孫定遼想想確實如此,信白蓮教的都是貧苦的愚昧百姓。
一條龍接著說道:
“窮人的教義也簡單明白,說到底無非是現世和來世,神仙和妖魔兩件事。現世窮人的日子之所以難過,是因為有妖魔;來世神仙救苦救難,就能過上好日子。”
“白蓮教供奉的神仙有的叫光明神、有的叫彌勒佛,還有太上老君、釋迦佛、燃燈佛、閻羅、觀音。不管名字叫成啥吧,總歸一句話,是個來世的好神仙。”
“所以呢,只要有人宣稱自己是好神仙下世,就有信眾跟著幹。只要神仙說朝廷是妖魔,就有信眾跟著造反。”
“這就是在皇上眼裡,白蓮教都是左道亂正的道理。按爺的說法,這就是最簡單的邏輯。”
孫定遼點頭,“是這個道理。我聽力德兒不止一回地提起過這個邏輯,我倒是真心想學一學。”
一條龍大大咧咧一擺手:“邏輯不用學!爺說凡事仔細想一想為啥,就是邏輯。”
孫定遼一笑,不想同一條龍爭辯,“那力德兒對白蓮教是個什麼主張?”
“簡單!一句話六個字:不提倡不反對。說這話還得回到爺的邏輯上。”
“爺說了,他不是神仙,我更不是神仙。咱們凡夫俗子的,就是一個神仙站在咱眼前,咱都不一定能知道。神仙千變萬化,說不來光明神、彌勒佛、閻羅、觀音都是一回事。再進一步,黑暗神、妖魔鬼怪就是神仙的另一種變化也說不清。或者說,這世上就沒有神仙,神仙都住在仙境根本就不問世事。”

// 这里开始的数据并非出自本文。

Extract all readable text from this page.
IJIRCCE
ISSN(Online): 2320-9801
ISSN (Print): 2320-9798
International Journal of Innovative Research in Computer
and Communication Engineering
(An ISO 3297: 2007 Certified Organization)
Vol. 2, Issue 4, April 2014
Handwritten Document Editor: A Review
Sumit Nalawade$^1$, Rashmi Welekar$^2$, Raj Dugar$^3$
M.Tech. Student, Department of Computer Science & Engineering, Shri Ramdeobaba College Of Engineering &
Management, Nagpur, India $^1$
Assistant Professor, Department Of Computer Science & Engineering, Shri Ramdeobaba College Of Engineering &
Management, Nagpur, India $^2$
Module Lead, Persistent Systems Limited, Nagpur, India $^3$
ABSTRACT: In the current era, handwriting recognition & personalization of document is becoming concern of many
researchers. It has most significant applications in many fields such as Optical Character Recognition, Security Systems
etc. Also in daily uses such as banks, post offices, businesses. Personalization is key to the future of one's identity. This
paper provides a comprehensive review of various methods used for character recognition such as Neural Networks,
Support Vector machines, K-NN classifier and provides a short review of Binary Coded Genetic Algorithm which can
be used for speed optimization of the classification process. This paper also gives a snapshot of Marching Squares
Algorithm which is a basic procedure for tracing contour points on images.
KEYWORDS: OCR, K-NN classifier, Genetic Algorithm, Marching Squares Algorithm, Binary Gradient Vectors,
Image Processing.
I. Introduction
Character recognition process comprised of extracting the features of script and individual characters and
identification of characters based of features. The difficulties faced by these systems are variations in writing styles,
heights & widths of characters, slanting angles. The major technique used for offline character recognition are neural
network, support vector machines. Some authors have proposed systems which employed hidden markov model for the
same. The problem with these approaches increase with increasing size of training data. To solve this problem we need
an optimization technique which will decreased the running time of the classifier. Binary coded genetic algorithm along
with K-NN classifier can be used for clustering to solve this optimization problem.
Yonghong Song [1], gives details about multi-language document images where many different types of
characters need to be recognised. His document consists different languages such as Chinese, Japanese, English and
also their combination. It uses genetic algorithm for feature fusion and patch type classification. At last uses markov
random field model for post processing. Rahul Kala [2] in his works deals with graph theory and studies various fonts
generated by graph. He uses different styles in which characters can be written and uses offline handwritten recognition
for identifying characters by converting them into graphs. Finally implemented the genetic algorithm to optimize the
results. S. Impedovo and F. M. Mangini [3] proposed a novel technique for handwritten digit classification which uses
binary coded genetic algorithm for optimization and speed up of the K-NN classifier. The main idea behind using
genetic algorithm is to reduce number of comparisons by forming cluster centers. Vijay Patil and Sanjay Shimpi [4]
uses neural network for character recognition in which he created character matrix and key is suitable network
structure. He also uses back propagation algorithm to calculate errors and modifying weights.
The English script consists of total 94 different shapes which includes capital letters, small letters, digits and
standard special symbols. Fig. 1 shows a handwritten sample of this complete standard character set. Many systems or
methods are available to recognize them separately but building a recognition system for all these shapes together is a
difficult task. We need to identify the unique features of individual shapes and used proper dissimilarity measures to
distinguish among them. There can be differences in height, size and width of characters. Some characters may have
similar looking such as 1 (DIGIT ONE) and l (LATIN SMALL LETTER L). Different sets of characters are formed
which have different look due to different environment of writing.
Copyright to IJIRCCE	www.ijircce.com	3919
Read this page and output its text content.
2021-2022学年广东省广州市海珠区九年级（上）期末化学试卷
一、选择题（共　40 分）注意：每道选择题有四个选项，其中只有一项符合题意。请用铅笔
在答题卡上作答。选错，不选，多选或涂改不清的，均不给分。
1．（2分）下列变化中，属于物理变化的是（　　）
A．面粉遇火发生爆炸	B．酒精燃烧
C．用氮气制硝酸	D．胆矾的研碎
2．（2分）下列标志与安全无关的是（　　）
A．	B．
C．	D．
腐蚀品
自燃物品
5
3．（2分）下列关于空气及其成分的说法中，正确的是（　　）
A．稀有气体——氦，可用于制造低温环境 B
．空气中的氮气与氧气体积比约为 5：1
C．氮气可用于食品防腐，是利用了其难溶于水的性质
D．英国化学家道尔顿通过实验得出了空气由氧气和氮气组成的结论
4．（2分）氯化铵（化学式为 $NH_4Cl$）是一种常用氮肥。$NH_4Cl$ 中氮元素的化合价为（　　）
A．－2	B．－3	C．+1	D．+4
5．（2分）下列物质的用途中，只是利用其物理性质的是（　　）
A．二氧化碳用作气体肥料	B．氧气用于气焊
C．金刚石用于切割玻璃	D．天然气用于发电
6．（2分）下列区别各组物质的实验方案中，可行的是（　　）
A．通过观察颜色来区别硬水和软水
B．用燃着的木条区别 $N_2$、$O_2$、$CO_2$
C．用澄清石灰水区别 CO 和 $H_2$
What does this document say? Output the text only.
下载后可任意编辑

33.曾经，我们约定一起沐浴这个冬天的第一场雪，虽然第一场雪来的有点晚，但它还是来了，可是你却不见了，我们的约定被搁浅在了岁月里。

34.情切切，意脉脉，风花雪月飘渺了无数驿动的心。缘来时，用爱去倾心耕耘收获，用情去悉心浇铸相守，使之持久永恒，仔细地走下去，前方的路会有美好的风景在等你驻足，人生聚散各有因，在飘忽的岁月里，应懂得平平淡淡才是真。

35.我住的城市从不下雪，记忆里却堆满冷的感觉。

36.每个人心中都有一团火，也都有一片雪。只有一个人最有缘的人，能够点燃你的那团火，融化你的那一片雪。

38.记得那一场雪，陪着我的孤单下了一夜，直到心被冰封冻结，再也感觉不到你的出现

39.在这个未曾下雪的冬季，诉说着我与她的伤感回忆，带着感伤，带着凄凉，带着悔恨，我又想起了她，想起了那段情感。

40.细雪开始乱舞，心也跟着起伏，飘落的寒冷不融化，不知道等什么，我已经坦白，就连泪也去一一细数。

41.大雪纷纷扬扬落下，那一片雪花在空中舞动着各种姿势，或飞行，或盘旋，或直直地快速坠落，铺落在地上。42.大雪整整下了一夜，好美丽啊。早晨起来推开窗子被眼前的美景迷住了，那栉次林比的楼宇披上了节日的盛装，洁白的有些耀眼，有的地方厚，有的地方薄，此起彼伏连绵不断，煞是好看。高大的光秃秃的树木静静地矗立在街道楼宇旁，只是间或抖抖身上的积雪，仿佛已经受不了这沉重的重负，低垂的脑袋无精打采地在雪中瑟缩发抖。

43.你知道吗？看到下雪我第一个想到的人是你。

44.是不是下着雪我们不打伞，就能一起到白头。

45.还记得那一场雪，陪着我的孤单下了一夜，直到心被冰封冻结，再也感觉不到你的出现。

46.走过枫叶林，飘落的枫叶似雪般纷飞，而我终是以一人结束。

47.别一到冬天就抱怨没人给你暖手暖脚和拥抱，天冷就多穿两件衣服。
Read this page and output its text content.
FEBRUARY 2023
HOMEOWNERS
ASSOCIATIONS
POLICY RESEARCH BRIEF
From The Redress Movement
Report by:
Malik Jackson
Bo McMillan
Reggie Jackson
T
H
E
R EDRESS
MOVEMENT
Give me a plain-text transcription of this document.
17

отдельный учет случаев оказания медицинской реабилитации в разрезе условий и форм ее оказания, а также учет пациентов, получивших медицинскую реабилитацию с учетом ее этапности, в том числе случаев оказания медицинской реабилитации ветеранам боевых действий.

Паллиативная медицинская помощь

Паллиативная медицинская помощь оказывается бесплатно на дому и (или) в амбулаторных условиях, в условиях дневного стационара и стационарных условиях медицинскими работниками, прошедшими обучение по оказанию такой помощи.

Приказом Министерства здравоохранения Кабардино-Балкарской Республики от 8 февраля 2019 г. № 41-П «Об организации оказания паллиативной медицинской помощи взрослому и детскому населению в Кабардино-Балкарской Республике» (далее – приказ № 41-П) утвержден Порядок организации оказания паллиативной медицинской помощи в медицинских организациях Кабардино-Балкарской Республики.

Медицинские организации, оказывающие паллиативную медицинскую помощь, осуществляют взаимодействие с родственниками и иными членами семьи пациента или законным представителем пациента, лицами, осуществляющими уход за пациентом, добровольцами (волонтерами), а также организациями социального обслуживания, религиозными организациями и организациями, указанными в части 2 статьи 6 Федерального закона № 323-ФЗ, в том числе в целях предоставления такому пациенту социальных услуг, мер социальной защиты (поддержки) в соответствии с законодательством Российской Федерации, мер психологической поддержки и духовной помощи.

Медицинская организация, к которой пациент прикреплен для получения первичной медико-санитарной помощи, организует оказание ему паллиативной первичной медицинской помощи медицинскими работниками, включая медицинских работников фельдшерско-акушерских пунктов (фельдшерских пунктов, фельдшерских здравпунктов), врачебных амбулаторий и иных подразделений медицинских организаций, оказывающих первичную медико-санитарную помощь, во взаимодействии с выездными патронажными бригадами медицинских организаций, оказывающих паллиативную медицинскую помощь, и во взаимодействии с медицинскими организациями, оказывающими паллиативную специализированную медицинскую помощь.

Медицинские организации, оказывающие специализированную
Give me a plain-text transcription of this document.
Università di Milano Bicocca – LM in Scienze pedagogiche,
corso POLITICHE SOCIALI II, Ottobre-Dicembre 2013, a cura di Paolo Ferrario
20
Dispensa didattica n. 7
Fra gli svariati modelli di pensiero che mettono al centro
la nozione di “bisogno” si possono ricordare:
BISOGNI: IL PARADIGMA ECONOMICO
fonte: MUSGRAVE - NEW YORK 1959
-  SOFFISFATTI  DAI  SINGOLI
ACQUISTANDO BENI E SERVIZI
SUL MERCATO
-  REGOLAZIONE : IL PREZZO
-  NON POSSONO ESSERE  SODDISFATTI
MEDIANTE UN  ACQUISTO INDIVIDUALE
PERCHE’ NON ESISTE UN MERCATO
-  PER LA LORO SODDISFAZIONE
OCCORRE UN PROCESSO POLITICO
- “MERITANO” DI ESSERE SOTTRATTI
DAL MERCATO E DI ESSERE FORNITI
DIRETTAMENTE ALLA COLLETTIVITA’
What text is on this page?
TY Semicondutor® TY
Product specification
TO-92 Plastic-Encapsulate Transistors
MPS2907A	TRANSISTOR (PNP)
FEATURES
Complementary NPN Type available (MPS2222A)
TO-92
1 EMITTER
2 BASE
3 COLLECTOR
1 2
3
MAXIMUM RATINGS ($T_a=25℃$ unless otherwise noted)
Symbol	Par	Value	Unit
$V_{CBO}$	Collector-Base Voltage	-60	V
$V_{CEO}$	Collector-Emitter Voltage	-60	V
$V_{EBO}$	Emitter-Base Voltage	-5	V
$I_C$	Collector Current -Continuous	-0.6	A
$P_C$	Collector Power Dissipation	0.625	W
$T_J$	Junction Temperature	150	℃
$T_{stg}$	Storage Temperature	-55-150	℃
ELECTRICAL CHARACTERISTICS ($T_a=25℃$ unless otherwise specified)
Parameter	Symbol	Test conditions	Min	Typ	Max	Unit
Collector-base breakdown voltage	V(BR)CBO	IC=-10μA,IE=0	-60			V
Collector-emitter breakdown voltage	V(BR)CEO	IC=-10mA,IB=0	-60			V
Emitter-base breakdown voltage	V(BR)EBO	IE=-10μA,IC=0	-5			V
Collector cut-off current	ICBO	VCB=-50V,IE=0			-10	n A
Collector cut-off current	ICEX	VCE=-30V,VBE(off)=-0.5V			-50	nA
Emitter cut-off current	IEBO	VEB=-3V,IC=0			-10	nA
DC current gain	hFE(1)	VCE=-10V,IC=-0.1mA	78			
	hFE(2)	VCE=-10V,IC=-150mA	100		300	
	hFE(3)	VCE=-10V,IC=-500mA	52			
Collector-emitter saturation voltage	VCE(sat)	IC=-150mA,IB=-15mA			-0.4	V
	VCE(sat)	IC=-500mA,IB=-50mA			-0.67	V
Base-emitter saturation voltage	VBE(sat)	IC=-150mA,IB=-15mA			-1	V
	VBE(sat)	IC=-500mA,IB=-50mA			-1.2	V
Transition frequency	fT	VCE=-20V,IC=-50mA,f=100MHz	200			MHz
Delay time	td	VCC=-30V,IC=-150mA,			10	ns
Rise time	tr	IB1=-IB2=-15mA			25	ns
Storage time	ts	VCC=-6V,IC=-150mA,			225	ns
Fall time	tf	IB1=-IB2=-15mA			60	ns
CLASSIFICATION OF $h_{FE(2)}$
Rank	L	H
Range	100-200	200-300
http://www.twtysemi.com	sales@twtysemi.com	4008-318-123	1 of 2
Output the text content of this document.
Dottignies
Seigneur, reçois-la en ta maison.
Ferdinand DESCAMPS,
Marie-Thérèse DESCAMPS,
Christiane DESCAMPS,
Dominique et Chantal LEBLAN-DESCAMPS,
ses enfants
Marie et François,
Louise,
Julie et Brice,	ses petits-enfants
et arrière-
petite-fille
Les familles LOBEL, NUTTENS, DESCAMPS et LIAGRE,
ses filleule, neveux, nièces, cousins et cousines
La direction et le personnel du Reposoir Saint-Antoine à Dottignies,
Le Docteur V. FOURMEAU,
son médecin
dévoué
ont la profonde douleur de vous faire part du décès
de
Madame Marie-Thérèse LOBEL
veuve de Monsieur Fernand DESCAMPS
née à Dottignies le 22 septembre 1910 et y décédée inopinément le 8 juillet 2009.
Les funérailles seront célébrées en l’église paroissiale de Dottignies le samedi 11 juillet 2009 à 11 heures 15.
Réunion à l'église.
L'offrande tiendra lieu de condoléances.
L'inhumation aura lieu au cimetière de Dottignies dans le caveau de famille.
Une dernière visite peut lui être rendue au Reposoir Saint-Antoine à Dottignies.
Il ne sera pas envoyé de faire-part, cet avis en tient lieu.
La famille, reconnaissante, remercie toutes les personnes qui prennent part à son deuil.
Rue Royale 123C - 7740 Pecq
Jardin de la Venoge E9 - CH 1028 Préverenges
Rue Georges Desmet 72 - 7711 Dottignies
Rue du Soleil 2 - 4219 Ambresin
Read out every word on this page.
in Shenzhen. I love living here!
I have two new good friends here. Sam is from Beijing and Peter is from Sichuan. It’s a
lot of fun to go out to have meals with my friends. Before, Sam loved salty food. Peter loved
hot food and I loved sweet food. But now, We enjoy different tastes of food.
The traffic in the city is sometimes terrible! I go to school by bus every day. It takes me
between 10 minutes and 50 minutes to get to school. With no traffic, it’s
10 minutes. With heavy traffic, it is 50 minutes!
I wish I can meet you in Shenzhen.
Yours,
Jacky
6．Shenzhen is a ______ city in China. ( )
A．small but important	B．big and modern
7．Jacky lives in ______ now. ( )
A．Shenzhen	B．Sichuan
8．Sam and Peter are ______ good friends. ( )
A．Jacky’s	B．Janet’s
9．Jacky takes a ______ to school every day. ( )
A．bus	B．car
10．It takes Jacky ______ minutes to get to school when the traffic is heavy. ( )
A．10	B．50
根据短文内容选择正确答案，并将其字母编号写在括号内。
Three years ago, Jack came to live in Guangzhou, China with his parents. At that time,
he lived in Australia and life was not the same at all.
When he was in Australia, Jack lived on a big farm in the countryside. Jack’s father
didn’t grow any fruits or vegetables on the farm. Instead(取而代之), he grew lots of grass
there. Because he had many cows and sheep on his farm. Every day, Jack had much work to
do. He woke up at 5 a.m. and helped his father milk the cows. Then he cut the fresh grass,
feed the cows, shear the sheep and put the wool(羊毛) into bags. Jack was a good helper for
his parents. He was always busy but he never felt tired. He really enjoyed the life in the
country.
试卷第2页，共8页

“咱既然是肉眼凡胎,神仙和妖魔咱都不一定能分出來!參謀長,你說貓吃老鼠、狼吃羊,哪個好哪個壞?妖魔能叫妖魔,就是因為妖魔比凡人本事大,妖魔糊弄凡人還不簡單?把妖魔轉世當成神仙下凡,凡人能分辨嗎?”
“既是凡人,就不要操神仙的心,所以力德兒爺不準狼山堂打替天行道的旗號,以免誤入歧途。既是凡人,就老老實實地幹人事、行人道。”
“參謀長,你知道啥是人道?人道就是咱的天憲人權,每個人都有活下去的權利,每個人都有逃跑的權利。咱凡人肉眼就只能看這麼遠,能把這兩件事做好就了不起!”
“咱一心向善行人道,假如有神仙,神仙自然保佑。咱要是還有餘力想向上,就替人行道,把人道推廣,讓旁人日子也稍微好過一點。別人要信白蓮教,咱不用去幹涉,也不用害怕。”
“終歸白蓮教造反,都要宣稱朝廷是妖魔。如果百姓的日子好過,有多少人會信?”
“就拿二里半這個村子來說,當時大板升附近蒙古夷人才兩千多,漢人有五萬,白蓮教徒一萬上下。”
“二里半村子人人拜彌勒佛,恨不能跟著趙全推翻妖魔的明廷。阿勒坦汗出賣了他們的首領趙全,但是阿勒坦汗對他們的稅賦一年不過一袋糧幾捆草。日子安穩了,如今時過境遷,村子裡的後代對白蓮教也沒多少人信了。”
“他們現在關心的是柳條溝裡的礦就是全村人的生計。牧民遷走了,牛羊也可以帶走;農民遷走了,重新開荒一樣能種莊稼;可是他們村的人離開了這幾個礦就斷了活路。”
孫定遼道:“這就不好辦了。滿洲國一來,像他們這種手藝人,要麼被帶去瀋陽,要麼被就地殺死。除非……”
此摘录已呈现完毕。